If knowledge is power, then data sets are barrels of crude oil. Both oil and data need refinement to extract useful material. Without those steps, you have only a gummy mess that is as difficult to wade through as it is to clean off seabirds.
The process of extracting useful, accurate predictions from data is rarely as simple as taking a linear regression or calculating a table of covariances. Data can come in myriad forms: numerical (weighs 154 lb.), categorical (drives a Lexus), or something more insidious, like a series of tagged images or a map of nodes. One could imagine a perplexed refinery receiving a mixture of shale oil, sandy oil, and conventional crude with the encouraging note, "Good luck, finish by next month!
Stretching the Pipeline
With the internet as your pipeline, anyone, anywhere can do the refining, distilling a model from the data using their particular skillset.

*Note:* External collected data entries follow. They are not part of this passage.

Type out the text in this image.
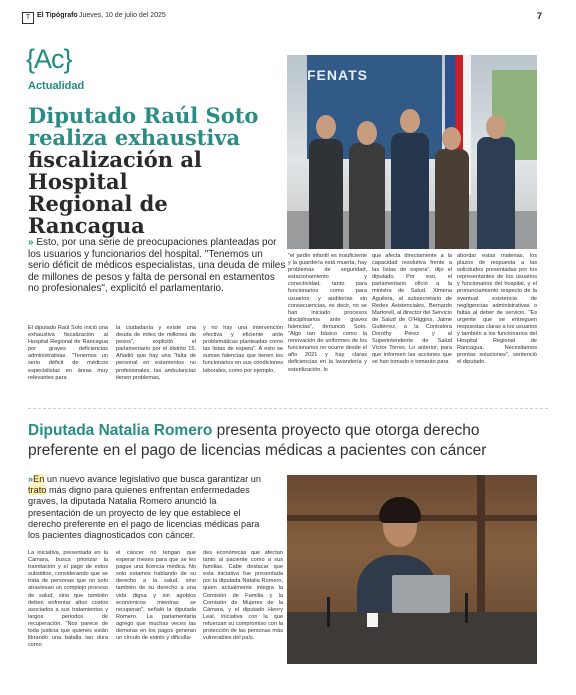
T El Tipógrafo Jueves, 10 de julio del 2025	7
{Ac}
Actualidad
Diputado Raúl Soto
realiza exhaustiva
fiscalización al Hospital
Regional de Rancagua
FENATS
» Esto, por una serie de preocupaciones planteadas por los usuarios y funcionarios del hospital. "Tenemos un serio déficit de médicos especialistas, una deuda de miles de millones de pesos y falta de personal en estamentos no profesionales", explicitó el parlamentario.
El diputado Raúl Soto inició una exhaustiva fiscalización al Hospital Regional de Rancagua por graves deficiencias administrativas. "Tenemos un serio déficit de médicos especialistas en áreas muy relevantes para
la ciudadanía y existe una deuda de miles de millones de pesos", explicitó el parlamentario por el distrito 15. Añadió que hay una "falta de personal en estamentos no profesionales, las ambulancias tienen problemas,
y no hay una intervención efectiva y eficiente ante problemáticas planteadas como las listas de espera". A esto se suman falencias que tienen los funcionarios en sus condiciones laborales, como por ejemplo,
"el jardín infantil es insuficiente y la guardería está muerta, hay problemas de seguridad, estacionamiento y conectividad, tanto para funcionarios como para usuarios; y auditorías sin consecuencias, es decir, no se han iniciado procesos disciplinarios ante graves falencias", denunció Soto. "Algo tan básico como la renovación de uniformes de los funcionarios no ocurre desde el año 2021 y hay claras deficiencias en la lavandería y esterilización, lo
que afecta directamente a la capacidad resolutiva frente a las listas de espera", dijo el diputado. Por eso, el parlamentario ofició a la ministra de Salud, Ximena Aguilera, al subsecretario de Redes Asistenciales, Bernardo Martorell, al director del Servicio de Salud de O'Higgins, Jaime Gutiérrez, a la Contralora Dorothy Pérez y al Superintendente de Salud Víctor Torres. Lo anterior, para que informen las acciones que se han tomado o tomarán para
abordar estas materias, los plazos de respuesta a las solicitudes presentadas por los representantes de los usuarios y funcionarios del hospital, y el pronunciamiento respecto de la eventual existencia de negligencias administrativas o faltas al deber de servicio. "Es urgente que se entreguen respuestas claras a los usuarios y también a los funcionarios del Hospital Regional de Rancagua. Necesitamos prontas soluciones", sentenció el diputado.
Diputada Natalia Romero presenta proyecto que otorga derecho preferente en el pago de licencias médicas a pacientes con cáncer
»En un nuevo avance legislativo que busca garantizar un trato más digno para quienes enfrentan enfermedades graves, la diputada Natalia Romero anunció la presentación de un proyecto de ley que establece el derecho preferente en el pago de licencias médicas para los pacientes diagnosticados con cáncer.
La iniciativa, presentada en la Cámara, busca priorizar la tramitación y el pago de estos subsidios, considerando que se trata de personas que no solo atraviesan un complejo proceso de salud, sino que también deben enfrentar altos costos asociados a sus tratamientos y largos periodos de recuperación. "Nos parece de toda justicia que quienes están librando una batalla tan dura como
el cáncer no tengan que esperar meses para que se les pague una licencia médica. No solo estamos hablando de su derecho a la salud, sino también de su derecho a una vida digna y sin agobios económicos mientras se recuperan", señaló la diputada Romero. La parlamentaria agregó que muchas veces las demoras en los pagos generan un círculo de estrés y dificulta-
des económicas que afectan tanto al paciente como a sus familias. Cabe destacar que esta iniciativa fue presentada por la diputada Natalia Romero, quien actualmente integra la Comisión de Familia y la Comisión de Mujeres de la Cámara, y el diputado Henry Leal, iniciativa con la que refuerzan su compromiso con la protección de las personas más vulnerables del país.
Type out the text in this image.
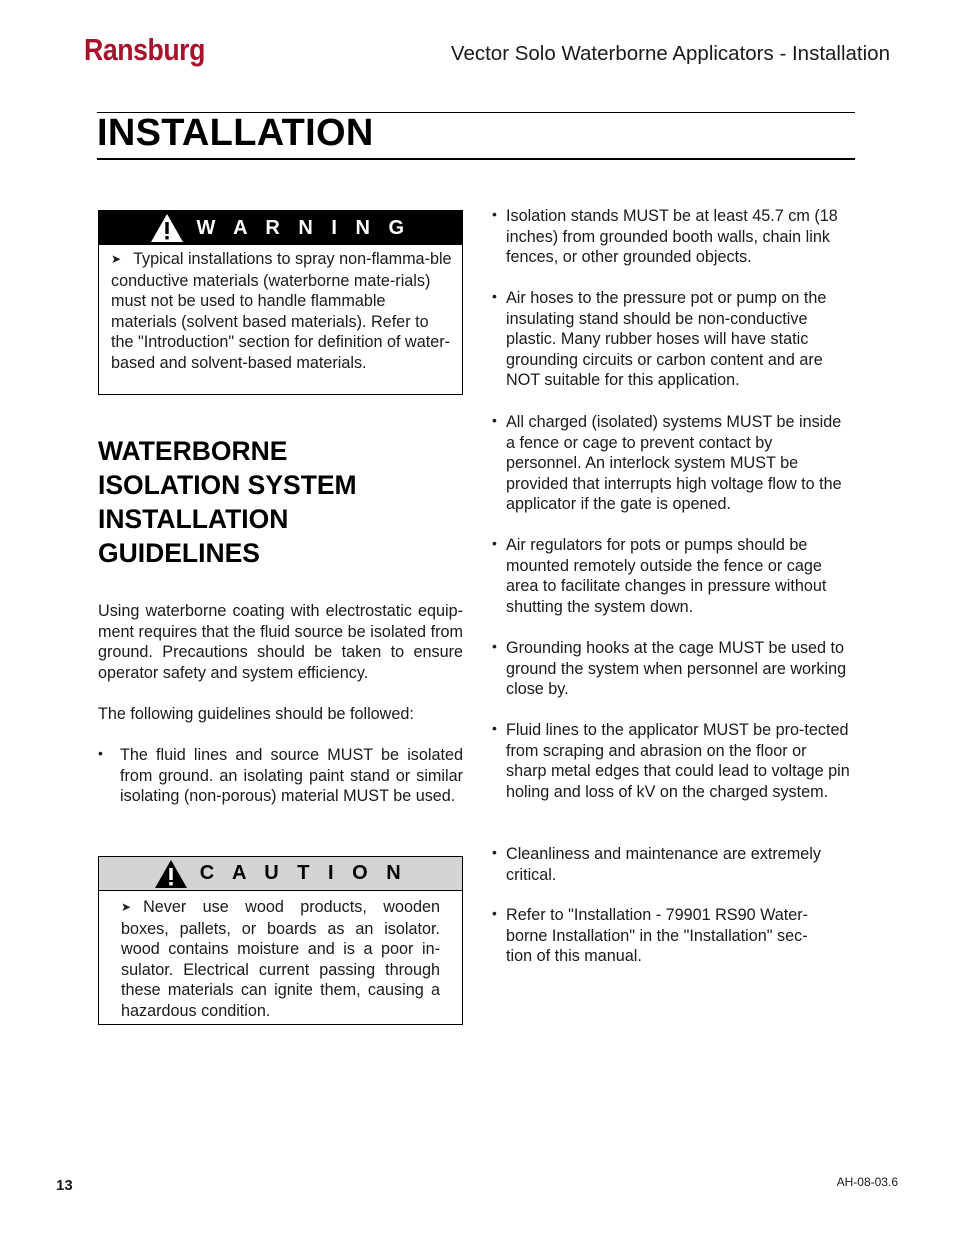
Ransburg	Vector Solo Waterborne Applicators - Installation
INSTALLATION
W A R N I N G
➤ Typical installations to spray non-flamma-ble conductive materials (waterborne mate-rials) must not be used to handle flammable materials (solvent based materials). Refer to the "Introduction" section for definition of water-based and solvent-based materials.
WATERBORNE
ISOLATION SYSTEM
INSTALLATION
GUIDELINES
Using waterborne coating with electrostatic equip-ment requires that the fluid source be isolated from ground. Precautions should be taken to ensure operator safety and system efficiency.
The following guidelines should be followed:
• The fluid lines and source MUST be isolated from ground. an isolating paint stand or similar isolating (non-porous) material MUST be used.
C A U T I O N
➤ Never use wood products, wooden boxes, pallets, or boards as an isolator. wood contains moisture and is a poor in-sulator. Electrical current passing through these materials can ignite them, causing a hazardous condition.
• Isolation stands MUST be at least 45.7 cm (18 inches) from grounded booth walls, chain link fences, or other grounded objects.
• Air hoses to the pressure pot or pump on the insulating stand should be non-conductive plastic. Many rubber hoses will have static grounding circuits or carbon content and are NOT suitable for this application.
• All charged (isolated) systems MUST be inside a fence or cage to prevent contact by personnel. An interlock system MUST be provided that interrupts high voltage flow to the applicator if the gate is opened.
• Air regulators for pots or pumps should be mounted remotely outside the fence or cage area to facilitate changes in pressure without shutting the system down.
• Grounding hooks at the cage MUST be used to ground the system when personnel are working close by.
• Fluid lines to the applicator MUST be pro-tected from scraping and abrasion on the floor or sharp metal edges that could lead to voltage pin holing and loss of kV on the charged system.
• Cleanliness and maintenance are extremely critical.
• Refer to "Installation - 79901 RS90 Water-borne Installation" in the "Installation" sec-tion of this manual.
13	AH-08-03.6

The implications are tremendous—no matter the problem, specialized help is available and cheap!
Crowdsourcing solutions to technical problems through public contests has become very popular in recent years. While the million-dollar Netflix to predict movie rankings might be the most visible application of crowdsourced brilliance, it wasn't the first. In 2001, Eli Lilly launched Innocentive to farm out difficult chemical syntheses before "crowdsourcing" was even a word. It has since spun off and expanded its challenges and prizes; though you'll still find things with lots of aromatic rings, the company also trumpets successful solutions in oil spill recovery, water purification, ALS biomarkers (a $1 million prize), and even flashlights that make life without electricity a little easier.
Competing in an Innocentive challenge is a lot like answering a call for proposals—because it is. You don't know how you're doing until the judges look them over, but such is the nature of the problems, being mostly design. Only data and modeling challenges lend themselves to automatic evaluation and regularly updated leaderboards, and that's where Netflix, and later Kaggle, come in.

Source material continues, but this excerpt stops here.